In (500) Days of Summer, relationship pitfalls were marked from the man's perspective, as a sort of primer for 'what to do when your dream girl is a total flake'. In this film, the focus is on Jones as a smart, empowered woman who must decide if things are really over with her beau, especially when another woman enters the picture.
Feminists will hate the premise of an attractive, self-sufficient woman spinning herself into a dizzy, blubbering mess for someone who didn't man-up when they were together. Other viewers may sympathise with the hurt of having expectations and your partner only changing when it's too late.
Co-written by Jones, the movie grafts a hipster urbane tone to a typical Katherine Heigl comedy. Although it works to rise above clichés, it doesn't resist them either. Director Lee Toland Krieger gives everything a loose feel, but delivers a sincere look at the difficulty of shaking and resisting attractions. The lead characters actually feel like a contemporary real-life couple, not just actors with chemistry.
Samberg, whose wicked talents on Saturday Night Live has yet to translate into leading-man stature, is amiable as the nice but not quite right guy. It would seem his character's torn passions would generate more interesting spin than the movie allows. Instead, the heavy lifting and screwball zaniness is left to Jones in a breakout performance that is intelligent and vulnerable. If those aren't naturals for a rom-com star, then nothing is.

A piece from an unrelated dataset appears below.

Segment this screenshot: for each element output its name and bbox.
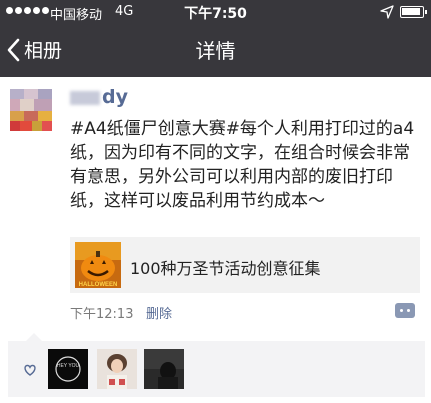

As the heart wants what the heart wants, the same goes for movies. This film is not perfect. It has shortcomings and story drawbacks. The soundtrack tries too hard to be cool to the point of distraction. Elijah Woods' gay best friend tries too hard to be gay. But the movie is goofy, charming and ambitious enough to be a modest, respectable variation on 'boy meets girl and then leaves her'. The brain says it doesn't quite meet our standards. But, sometimes if you like it you like it.